Well, the latest shot across the First Selectman's bow comes in the form of a new bumper sticker that reads "FLASH". The small print informs us that this stands for "Friends of Law Enforcement Against Selectman Harassment". Okay, fair enough. But Lash sees a hidden meaning, as he confided to the Yellowwich Time yesterday: to him it reads F*** Lash.

Oh, my! Did you spot the hidden meaning, dear reader? Did the naughty policemen use a bad word, or does Lash have a hyperactive imagination? And does anyone even care?

Nevertheless, the pissing contest between the cop shop and Town Hall has ratcheted upwards, and it remains to be seen what may be the fallout of displaying the new bumper sticker. Naturally, your scribe always takes a first-hand interest in these things, and so he went into the station yesterday to report a missing bumper sticker. What he meant to imply, of course, was that his bumper was missing this particular sticker, and the cops on duty quickly got the drift. He was told that they were not available through on-duty personnel, but that arrangements might be made with an off-duty officer to provide him with some. Hey - whatever works, right? (Actually, one has to admire the professionalism of the men on duty for adhering to a high ethical standard regardless of their well-known and widely-reported view of the First Selectman.)

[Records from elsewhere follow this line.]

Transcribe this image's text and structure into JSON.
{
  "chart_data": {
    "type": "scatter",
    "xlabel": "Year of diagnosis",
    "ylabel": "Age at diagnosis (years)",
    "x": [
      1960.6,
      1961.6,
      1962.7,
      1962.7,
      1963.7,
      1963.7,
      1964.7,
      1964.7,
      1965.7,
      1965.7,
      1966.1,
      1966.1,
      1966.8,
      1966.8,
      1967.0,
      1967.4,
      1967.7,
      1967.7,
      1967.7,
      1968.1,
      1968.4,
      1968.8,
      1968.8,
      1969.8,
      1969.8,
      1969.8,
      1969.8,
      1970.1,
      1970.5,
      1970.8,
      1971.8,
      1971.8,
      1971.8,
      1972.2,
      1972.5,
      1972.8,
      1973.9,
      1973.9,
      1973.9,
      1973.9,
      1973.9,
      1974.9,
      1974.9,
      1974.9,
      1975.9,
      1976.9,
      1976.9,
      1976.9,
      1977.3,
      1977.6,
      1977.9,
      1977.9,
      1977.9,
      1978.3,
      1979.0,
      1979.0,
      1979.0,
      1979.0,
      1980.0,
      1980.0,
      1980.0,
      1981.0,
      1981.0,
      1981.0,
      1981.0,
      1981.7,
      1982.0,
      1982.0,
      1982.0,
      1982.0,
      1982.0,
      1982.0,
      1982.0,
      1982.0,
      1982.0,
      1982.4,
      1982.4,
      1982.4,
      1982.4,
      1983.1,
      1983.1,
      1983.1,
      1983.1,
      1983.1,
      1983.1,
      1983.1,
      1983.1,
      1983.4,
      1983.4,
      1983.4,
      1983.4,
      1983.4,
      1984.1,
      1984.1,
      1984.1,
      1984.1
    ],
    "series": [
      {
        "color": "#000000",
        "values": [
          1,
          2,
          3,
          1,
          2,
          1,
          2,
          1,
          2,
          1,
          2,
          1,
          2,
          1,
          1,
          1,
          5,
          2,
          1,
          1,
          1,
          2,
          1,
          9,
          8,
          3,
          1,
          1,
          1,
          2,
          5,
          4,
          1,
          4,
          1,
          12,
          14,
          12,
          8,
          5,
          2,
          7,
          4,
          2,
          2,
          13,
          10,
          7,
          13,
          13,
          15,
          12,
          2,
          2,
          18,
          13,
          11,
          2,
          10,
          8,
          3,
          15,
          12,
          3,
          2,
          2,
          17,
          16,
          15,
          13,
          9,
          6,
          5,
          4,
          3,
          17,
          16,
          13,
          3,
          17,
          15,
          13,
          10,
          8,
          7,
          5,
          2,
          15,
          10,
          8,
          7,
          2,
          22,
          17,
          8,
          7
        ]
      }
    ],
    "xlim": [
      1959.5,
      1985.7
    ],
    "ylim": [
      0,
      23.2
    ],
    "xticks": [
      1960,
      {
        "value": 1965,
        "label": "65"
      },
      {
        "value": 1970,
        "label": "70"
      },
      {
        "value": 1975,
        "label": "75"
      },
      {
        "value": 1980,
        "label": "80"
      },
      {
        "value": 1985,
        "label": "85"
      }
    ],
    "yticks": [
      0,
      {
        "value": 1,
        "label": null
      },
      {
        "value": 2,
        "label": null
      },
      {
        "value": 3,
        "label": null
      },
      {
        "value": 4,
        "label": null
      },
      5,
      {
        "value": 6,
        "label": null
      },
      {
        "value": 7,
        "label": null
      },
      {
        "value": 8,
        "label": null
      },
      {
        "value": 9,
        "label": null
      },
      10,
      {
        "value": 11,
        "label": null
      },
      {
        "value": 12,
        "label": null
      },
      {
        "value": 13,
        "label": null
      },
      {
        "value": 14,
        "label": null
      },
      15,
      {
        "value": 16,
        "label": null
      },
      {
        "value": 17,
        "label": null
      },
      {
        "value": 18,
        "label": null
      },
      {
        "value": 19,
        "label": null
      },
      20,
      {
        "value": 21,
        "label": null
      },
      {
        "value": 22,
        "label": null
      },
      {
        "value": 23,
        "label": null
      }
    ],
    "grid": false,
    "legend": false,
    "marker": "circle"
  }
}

And so it is that I am now the proud possessor of a modest supply of FLASH bumper stickers. And, like Prufrock, I hesitate: do I dare to eat a peach? No problemo - I've always had a good crop of hair on top. But affix a bumper sticker? Aye, there's the rub, to switch spokespersons. I shall inspect the tea leaves, check the omens, and consult the stars (the real ones) before making the momentous decision. But one thing is reasonably certain: I believe if I were to cross the Rubicon, as it were, I would be better treated by the cops on the beat, and more likely to incur the rancor of the two Jimmies.

Well, maybe the latter wouldn't be such a terrible thing. They say, as you know, that you can tell a man by his enemies; and given the number of people in town who despise the Jimmies, it might be a good way of showing that I'm on the side of the angels.